Por 19 de mayo de 2008 diciembre 23rd, 2020 Sin comentarios

Félix de Azúa

Se mantiene en Hiroshima una ruina a modo de monumento, memoria de la explosión que en agosto de 1945 mató a trescientas mil personas. En ese mismo lugar, el epicentro de la destrucción, se alza también un árbol robusto y frondoso que en otoño se convierte en una nube de oro. Si uno presta atención pronto se percatará de que hay algo inexplicable en la presencia de ese árbol. Y habrá acertado. En la primavera de 1946 los ciudadanos de Hiroshima observaron con estupor que de un tronco arrasado estaba brotando un frágil tallo verde. Ahora ese tallo ya es sexagenario: hablamos de un Ginkgo Biloba, el árbol más enigmático que existe, el único ser vivo que ha resistido el beso de una bomba atómica.

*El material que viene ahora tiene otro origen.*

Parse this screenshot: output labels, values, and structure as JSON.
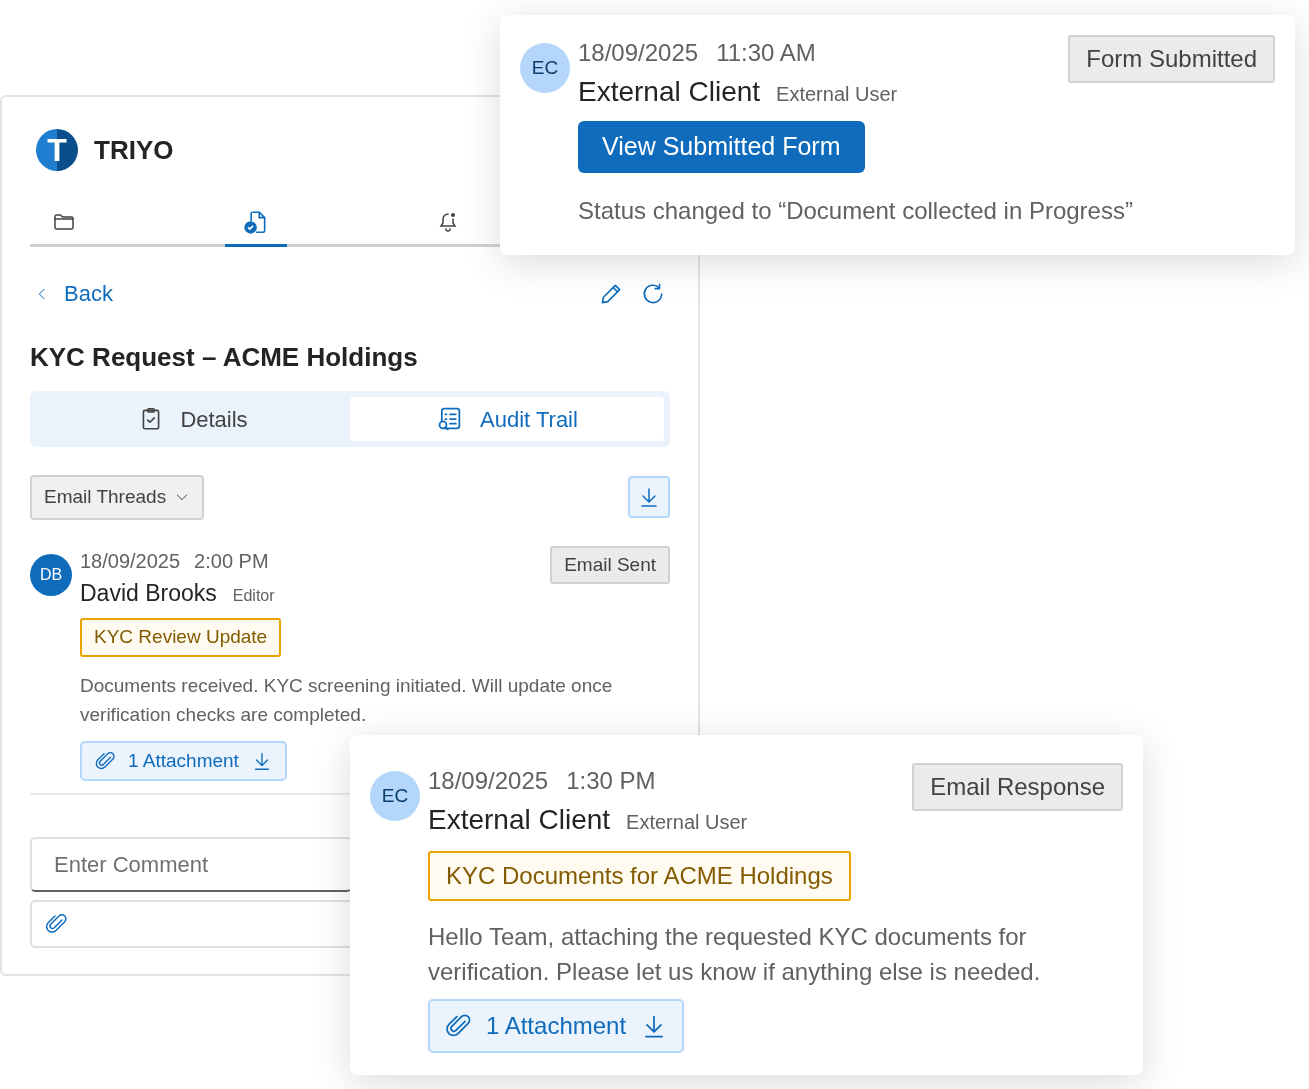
{
  "app": {
    "logo_letter": "T",
    "name": "TRIYO"
  },
  "nav_tabs": [
    {
      "selected": false
    },
    {
      "selected": true
    },
    {
      "selected": false
    }
  ],
  "back": "Back",
  "title": "KYC Request – ACME Holdings",
  "view_tabs": [
    {
      "label": "Details",
      "selected": false
    },
    {
      "label": "Audit Trail",
      "selected": true
    }
  ],
  "filter": "Email Threads",
  "thread_entries": [
    {
      "avatar": {
        "initials": "DB",
        "color": "#0f6cbd"
      },
      "date": "18/09/2025",
      "time": "2:00 PM",
      "name": "David Brooks",
      "role": "Editor",
      "event": "Email Sent",
      "subject": "KYC Review Update",
      "message": "Documents received. KYC screening initiated. Will update once verification checks are completed.",
      "attachment": "1 Attachment"
    }
  ],
  "comment": {
    "placeholder": "Enter Comment"
  },
  "floating_cards": [
    {
      "avatar": {
        "initials": "EC",
        "color": "#b4d6fa"
      },
      "date": "18/09/2025",
      "time": "11:30 AM",
      "name": "External Client",
      "role": "External User",
      "event": "Form Submitted",
      "action": "View Submitted Form",
      "status": "Status changed to “Document collected in Progress”"
    },
    {
      "avatar": {
        "initials": "EC",
        "color": "#b4d6fa"
      },
      "date": "18/09/2025",
      "time": "1:30 PM",
      "name": "External Client",
      "role": "External User",
      "event": "Email Response",
      "subject": "KYC Documents for ACME Holdings",
      "message": "Hello Team, attaching the requested KYC documents for verification. Please let us know if anything else is needed.",
      "attachment": "1 Attachment"
    }
  ]
}
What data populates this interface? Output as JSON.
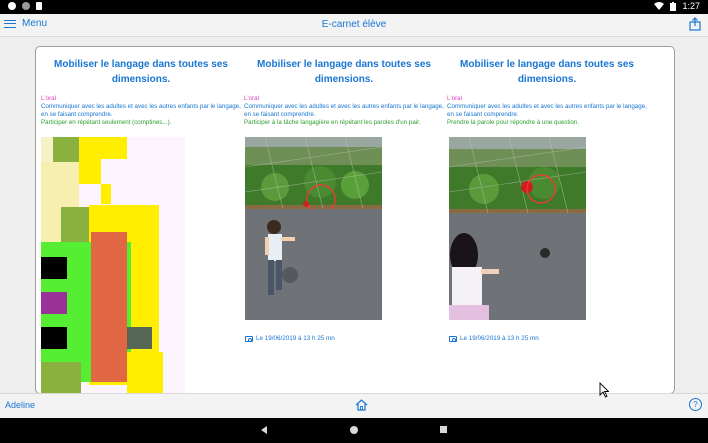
{
  "status_bar": {
    "time": "1:27"
  },
  "header": {
    "menu_label": "Menu",
    "title": "E-carnet élève"
  },
  "entries": [
    {
      "title": "Mobiliser le langage dans toutes ses dimensions.",
      "domain": "L'oral",
      "description": "Communiquer avec les adultes et avec les autres enfants par le langage, en se faisant comprendre.",
      "skill": "Participer en répétant seulement (comptines...).",
      "date": ""
    },
    {
      "title": "Mobiliser le langage dans toutes ses dimensions.",
      "domain": "L'oral",
      "description": "Communiquer avec les adultes et avec les autres enfants par le langage, en se faisant comprendre.",
      "skill": "Participer à la tâche langagière en répétant les paroles d'un pair.",
      "date": "Le 19/06/2019 à 13 h 25 mn"
    },
    {
      "title": "Mobiliser le langage dans toutes ses dimensions.",
      "domain": "L'oral",
      "description": "Communiquer avec les adultes et avec les autres enfants par le langage, en se faisant comprendre.",
      "skill": "Prendre la parole pour répondre à une question.",
      "date": "Le 19/06/2019 à 13 h 25 mn"
    }
  ],
  "footer": {
    "user_name": "Adeline",
    "help_label": "?"
  },
  "colors": {
    "accent": "#1976d2",
    "domain": "#e040c0",
    "skill": "#2e9e2e"
  }
}
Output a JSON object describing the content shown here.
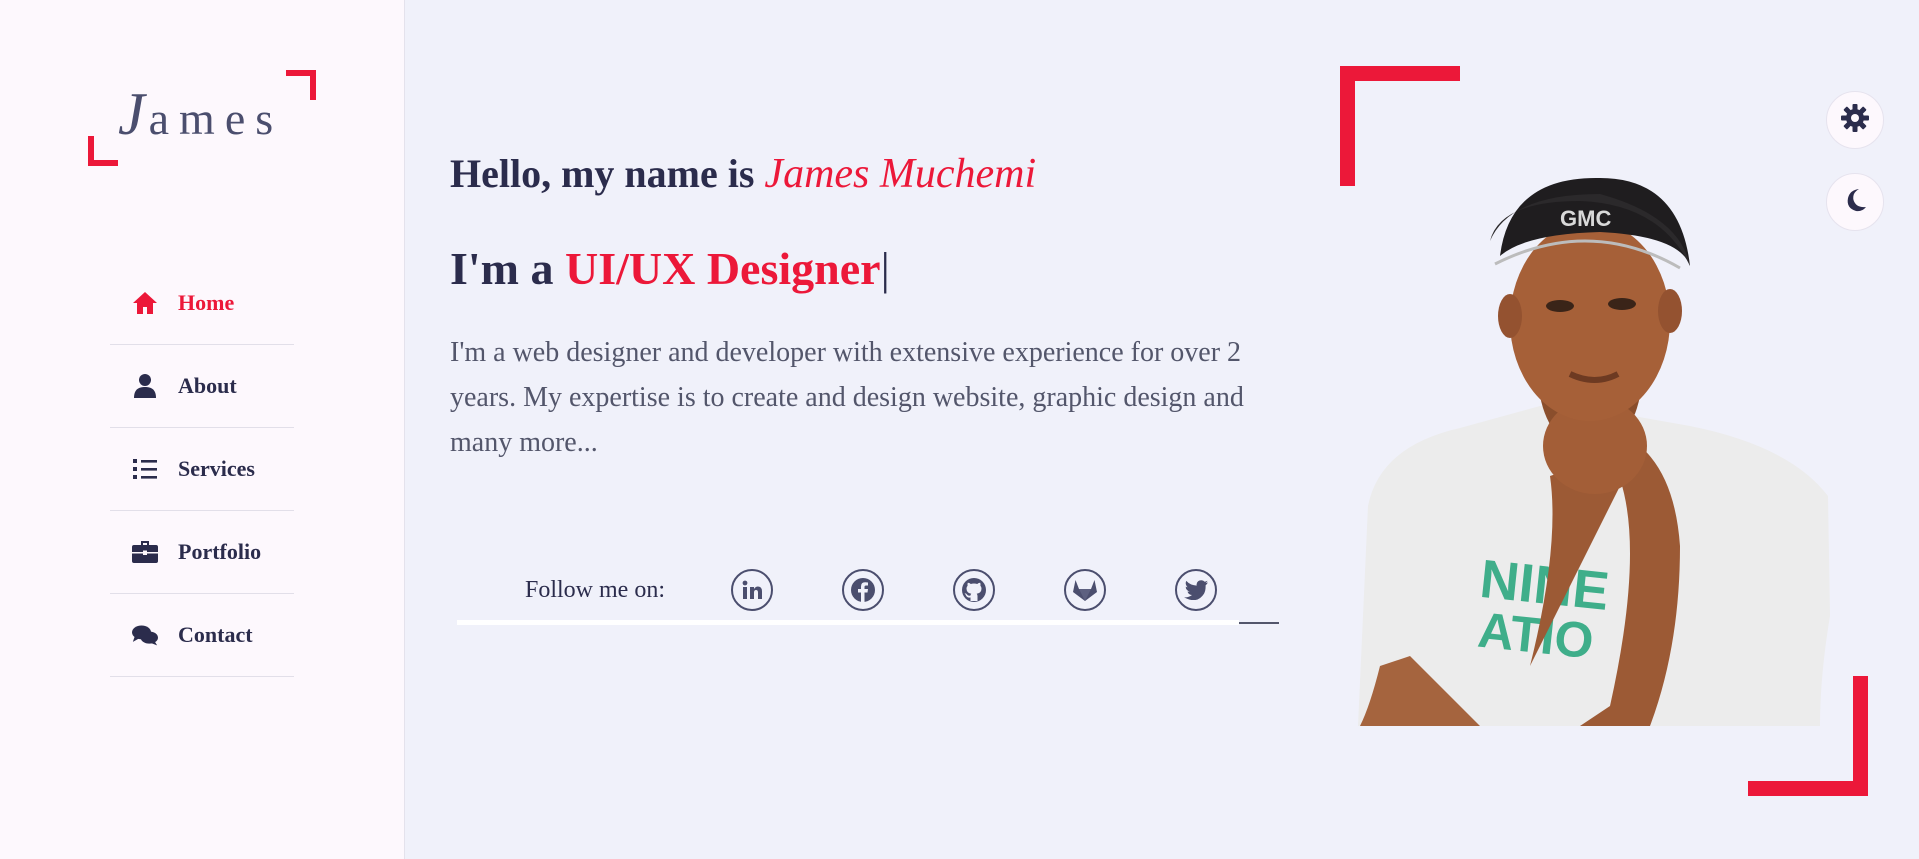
{
  "logo": {
    "first_letter": "J",
    "rest": "ames"
  },
  "nav": {
    "items": [
      {
        "label": "Home",
        "icon": "home-icon",
        "active": true
      },
      {
        "label": "About",
        "icon": "user-icon",
        "active": false
      },
      {
        "label": "Services",
        "icon": "list-icon",
        "active": false
      },
      {
        "label": "Portfolio",
        "icon": "briefcase-icon",
        "active": false
      },
      {
        "label": "Contact",
        "icon": "comments-icon",
        "active": false
      }
    ]
  },
  "hero": {
    "greeting": "Hello, my name is",
    "name": "James Muchemi",
    "role_prefix": "I'm a",
    "role": "UI/UX Designer",
    "cursor": "|",
    "description": "I'm a web designer and developer with extensive experience for over 2 years. My expertise is to create and design website, graphic design and many more..."
  },
  "social": {
    "label": "Follow me on:",
    "links": [
      "linkedin-icon",
      "facebook-icon",
      "github-icon",
      "gitlab-icon",
      "twitter-icon"
    ]
  },
  "tools": {
    "settings_icon": "gear-icon",
    "theme_icon": "moon-icon"
  },
  "colors": {
    "accent": "#ec1839",
    "text_dark": "#2b2c4c",
    "text_body": "#53566b",
    "sidebar_bg": "#fdf8fd",
    "page_bg": "#f0f1fa"
  }
}
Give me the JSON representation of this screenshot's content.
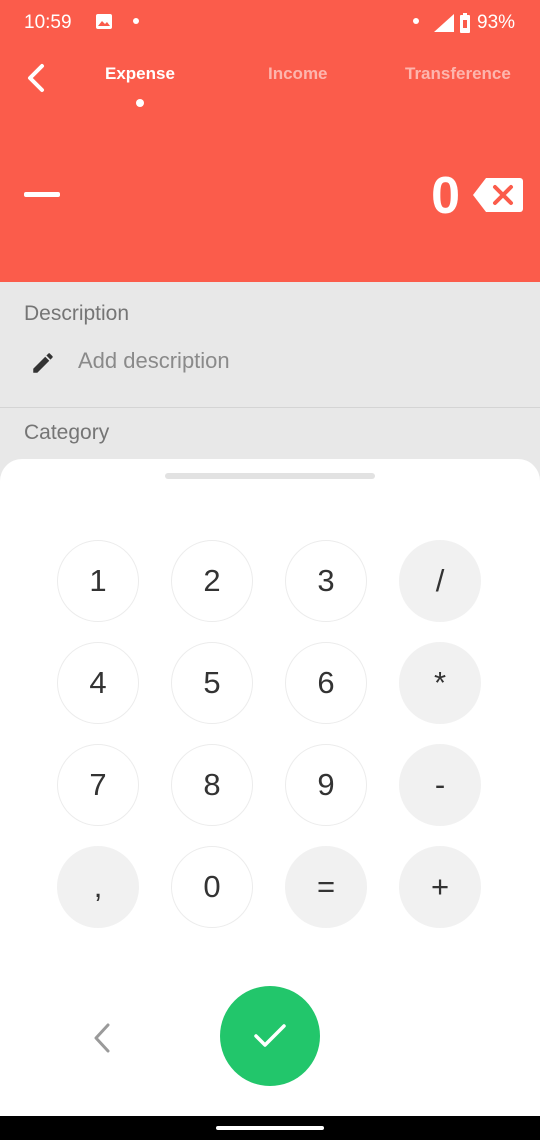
{
  "colors": {
    "accent": "#fb5c4b",
    "confirm": "#22c66b",
    "sheet_background": "#ffffff",
    "page_background": "#e8e8e8"
  },
  "status_bar": {
    "time": "10:59",
    "battery": "93%",
    "icons": [
      "image-icon",
      "dot-icon",
      "dot-icon",
      "signal-icon",
      "battery-icon"
    ]
  },
  "header": {
    "back_icon": "chevron-left-icon",
    "tabs": [
      {
        "label": "Expense",
        "active": true
      },
      {
        "label": "Income",
        "active": false
      },
      {
        "label": "Transference",
        "active": false
      }
    ]
  },
  "amount": {
    "sign_icon": "minus-icon",
    "value": "0",
    "backspace_icon": "backspace-icon"
  },
  "description": {
    "label": "Description",
    "placeholder": "Add description",
    "icon": "pencil-icon"
  },
  "category": {
    "label": "Category"
  },
  "keypad": {
    "keys": [
      {
        "label": "1",
        "type": "digit"
      },
      {
        "label": "2",
        "type": "digit"
      },
      {
        "label": "3",
        "type": "digit"
      },
      {
        "label": "/",
        "type": "op"
      },
      {
        "label": "4",
        "type": "digit"
      },
      {
        "label": "5",
        "type": "digit"
      },
      {
        "label": "6",
        "type": "digit"
      },
      {
        "label": "*",
        "type": "op"
      },
      {
        "label": "7",
        "type": "digit"
      },
      {
        "label": "8",
        "type": "digit"
      },
      {
        "label": "9",
        "type": "digit"
      },
      {
        "label": "-",
        "type": "op"
      },
      {
        "label": ",",
        "type": "op"
      },
      {
        "label": "0",
        "type": "digit"
      },
      {
        "label": "=",
        "type": "op"
      },
      {
        "label": "+",
        "type": "op"
      }
    ]
  },
  "footer": {
    "prev_icon": "chevron-left-icon",
    "confirm_icon": "check-icon"
  }
}
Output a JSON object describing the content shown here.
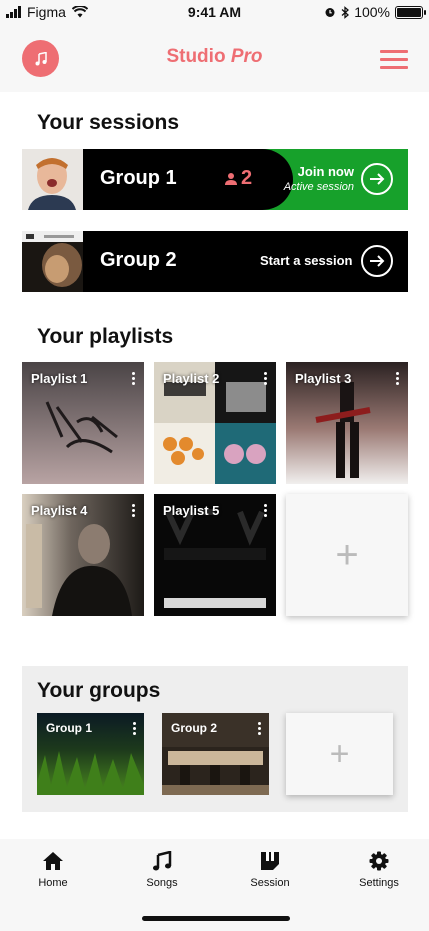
{
  "status_bar": {
    "carrier": "Figma",
    "time": "9:41 AM",
    "battery": "100%"
  },
  "header": {
    "brand_main": "Studio",
    "brand_italic": "Pro"
  },
  "sessions": {
    "title": "Your sessions",
    "items": [
      {
        "name": "Group 1",
        "members": "2",
        "action": "Join now",
        "status": "Active session"
      },
      {
        "name": "Group 2",
        "action": "Start a session"
      }
    ]
  },
  "playlists": {
    "title": "Your playlists",
    "items": [
      {
        "label": "Playlist 1"
      },
      {
        "label": "Playlist 2"
      },
      {
        "label": "Playlist 3"
      },
      {
        "label": "Playlist 4"
      },
      {
        "label": "Playlist 5"
      }
    ],
    "add_symbol": "+"
  },
  "groups": {
    "title": "Your groups",
    "items": [
      {
        "label": "Group 1"
      },
      {
        "label": "Group 2"
      }
    ],
    "add_symbol": "+"
  },
  "nav": [
    {
      "label": "Home",
      "icon": "home-icon"
    },
    {
      "label": "Songs",
      "icon": "music-note-icon"
    },
    {
      "label": "Session",
      "icon": "session-icon"
    },
    {
      "label": "Settings",
      "icon": "gear-icon"
    }
  ],
  "colors": {
    "accent": "#ee6e73",
    "active_green": "#17a12b",
    "background": "#ffffff",
    "bar": "#f7f7f7"
  }
}
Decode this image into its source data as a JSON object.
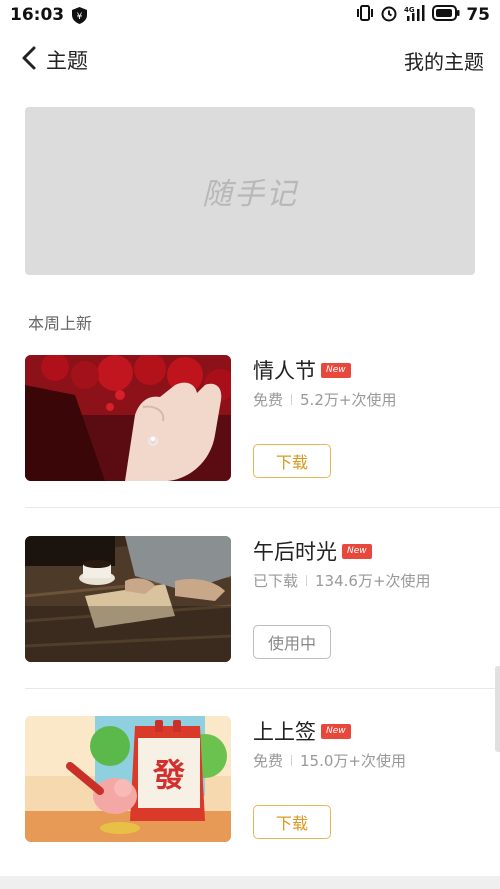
{
  "status_bar": {
    "time": "16:03",
    "battery": "75"
  },
  "nav": {
    "title": "主题",
    "my_themes": "我的主题"
  },
  "banner": {
    "logo_text": "随手记"
  },
  "section": {
    "title": "本周上新"
  },
  "themes": [
    {
      "name": "情人节",
      "badge": "New",
      "status": "免费",
      "uses": "5.2万+次使用",
      "button": "下载"
    },
    {
      "name": "午后时光",
      "badge": "New",
      "status": "已下载",
      "uses": "134.6万+次使用",
      "button": "使用中"
    },
    {
      "name": "上上签",
      "badge": "New",
      "status": "免费",
      "uses": "15.0万+次使用",
      "button": "下载"
    }
  ],
  "colors": {
    "accent": "#d99a20",
    "badge": "#e8473c",
    "banner_bg": "#dcdcdc"
  }
}
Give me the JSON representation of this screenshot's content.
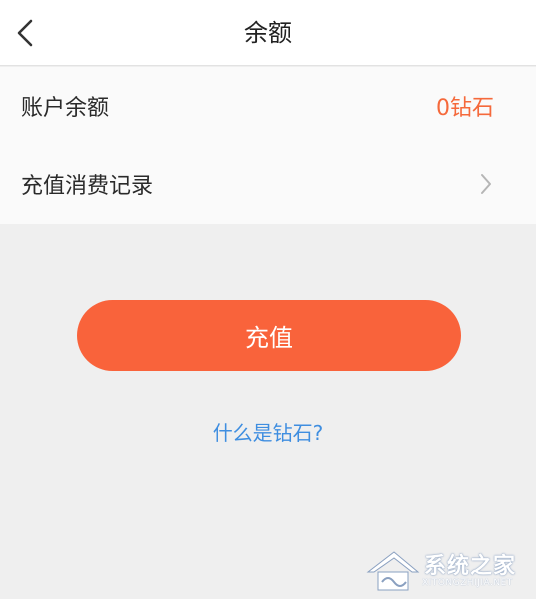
{
  "navbar": {
    "title": "余额",
    "back_icon": "chevron-left-icon"
  },
  "list": {
    "balance_label": "账户余额",
    "balance_value": "0钻石",
    "records_label": "充值消费记录",
    "records_icon": "chevron-right-icon"
  },
  "actions": {
    "recharge_label": "充值",
    "help_link": "什么是钻石?"
  },
  "watermark": {
    "text": "系统之家",
    "sub": "XITONGZHIJIA.NET"
  },
  "colors": {
    "accent": "#f9633b",
    "value_text": "#f5693b",
    "link": "#3f8ee0",
    "background": "#efefef"
  }
}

Todo en este superviviente (que puede llegar a vivir milenios) es pasmoso. Para los botánicos es un fósil viviente cuyo linaje cuenta con un pasado de doscientos cincuenta millones de años. Para los genetistas es una extravagancia, una planta con dos sexos que da flor y luego pone un huevo (debería explicarlo mejor, ya lo sé, pero no hay espacio). Para los urbanistas es un milagro porque resiste las más venenosas atmósferas, razón por la cual es frecuente en Manhattan (por ejemplo, en el Seagram). Para los farmacéuticos es una mina: cientos de productos, muchos de ellos contra el envejecimiento, se fabrican a partir de las hojas de Ginkgo y hay en Francia plantaciones industriales de pequeños Ginkgos para uso medicinal.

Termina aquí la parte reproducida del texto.